When Peter Doidge-Harrison and his partners decided to make a mobile game, they knew it would be difficult, but they didn’t realize just how difficult it would be.
“We never underestimated the difficulty of building a game,” he told the Georgia Straight during an interview in his North Vancouver home. “The business challenge with mobile is greater than we expected.”
Doidge-Harrison, a 20-year veteran of the game industry, and his two partners, Alan Bucior and Barry McDougall, formed Magnetic North Games after the 2013 collapse of Slant Six Games, which Bucior and Doidge-Harrison cofounded. In the last few months that Slant Six was operating, they’d been working on games for mobile, and it was a platform they wanted to explore further.

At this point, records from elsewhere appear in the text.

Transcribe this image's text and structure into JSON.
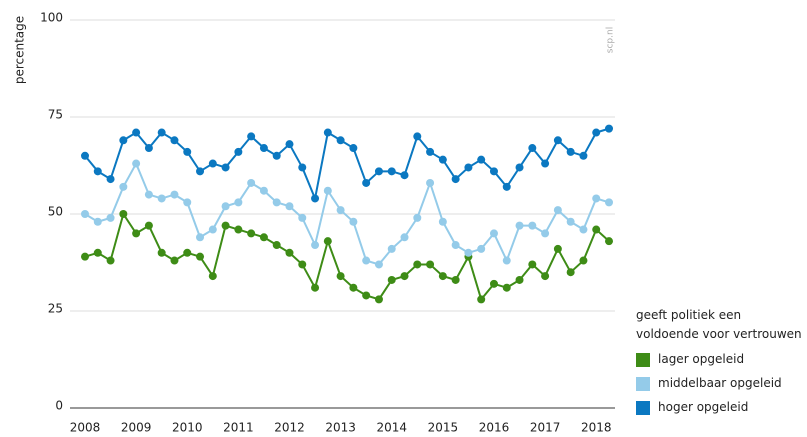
{
  "chart_data": {
    "type": "line",
    "y_label": "percentage",
    "watermark": "scp.nl",
    "legend_title": "geeft politiek een voldoende voor vertrouwen",
    "legend": "right",
    "x": [
      2008,
      2008.25,
      2008.5,
      2008.75,
      2009,
      2009.25,
      2009.5,
      2009.75,
      2010,
      2010.25,
      2010.5,
      2010.75,
      2011,
      2011.25,
      2011.5,
      2011.75,
      2012,
      2012.25,
      2012.5,
      2012.75,
      2013,
      2013.25,
      2013.5,
      2013.75,
      2014,
      2014.25,
      2014.5,
      2014.75,
      2015,
      2015.25,
      2015.5,
      2015.75,
      2016,
      2016.25,
      2016.5,
      2016.75,
      2017,
      2017.25,
      2017.5,
      2017.75,
      2018,
      2018.25
    ],
    "xlim": [
      2008,
      2018.25
    ],
    "xticks": [
      2008,
      2009,
      2010,
      2011,
      2012,
      2013,
      2014,
      2015,
      2016,
      2017,
      2018
    ],
    "ylim": [
      0,
      100
    ],
    "yticks": [
      0,
      25,
      50,
      75,
      100
    ],
    "grid": true,
    "series": [
      {
        "name": "lager opgeleid",
        "color": "#3e8c16",
        "values": [
          39,
          40,
          38,
          50,
          45,
          47,
          40,
          38,
          40,
          39,
          34,
          47,
          46,
          45,
          44,
          42,
          40,
          37,
          31,
          43,
          34,
          31,
          29,
          28,
          33,
          34,
          37,
          37,
          34,
          33,
          39,
          28,
          32,
          31,
          33,
          37,
          34,
          41,
          35,
          38,
          46,
          43
        ]
      },
      {
        "name": "middelbaar opgeleid",
        "color": "#94cbe9",
        "values": [
          50,
          48,
          49,
          57,
          63,
          55,
          54,
          55,
          53,
          44,
          46,
          52,
          53,
          58,
          56,
          53,
          52,
          49,
          42,
          56,
          51,
          48,
          38,
          37,
          41,
          44,
          49,
          58,
          48,
          42,
          40,
          41,
          45,
          38,
          47,
          47,
          45,
          51,
          48,
          46,
          54,
          53
        ]
      },
      {
        "name": "hoger opgeleid",
        "color": "#0b78c1",
        "values": [
          65,
          61,
          59,
          69,
          71,
          67,
          71,
          69,
          66,
          61,
          63,
          62,
          66,
          70,
          67,
          65,
          68,
          62,
          54,
          71,
          69,
          67,
          58,
          61,
          61,
          60,
          70,
          66,
          64,
          59,
          62,
          64,
          61,
          57,
          62,
          67,
          63,
          69,
          66,
          65,
          71,
          72
        ]
      }
    ]
  }
}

Working out of spare bedrooms in their respective homes, the three men have been developing Open War League, an open-world strategy game for iOS, for the past 14 months. According to Doidge-Harrison, with the exception of music and sound, all of the work is being done by the trio.
Doidge-Harrison said that the business strategy for the game has changed since it was first conceived. Magnetic North has released the game as a free-to-play title with a premium currency for players who want to speed up their progress.
Available now in the Canadian iTunes store, Open War League is an attempt to recapture some of the elements of the real-time strategy games, such as Command & Conquer, that Doidge-Harrison used to play when he started his career. Where most strategy games for iOS are “lightweight and cartoony”, he described Open War League as being “aggressive and hardcore”.
“It’s really engaging and skill-based,” he said.
In Open War League, players can group together to form nations. Teams are encouraged through daily rewards to recruit different levels of players. This is in distinct contrast to other games in which players try to stack their teams with only the best players.
“We’re trying to make it as inclusive as possible,” Doidge-Harrison said, “while keeping the competitive edge.”
The game plays out on a single instance of a massive map, with all participants sharing the same “living world”. This allows relationships to be developed, Doidge-Harrison explained. There are, he said, no “fly-by-night interactions. In our game, when you get attacked, you know it was the guy down the street.” And because of advances in computer technology, there’s enough virtual space in Open War League for something like 75 billion players before things start to get cramped.
Open War League will launch worldwide later this year. Magnetic North is hoping to attract investment, which will be used for advertising and to expand the game’s content.
“We’ve got a ton of ideas and plans that we’d like to put in place,” Doidge-Harrison said.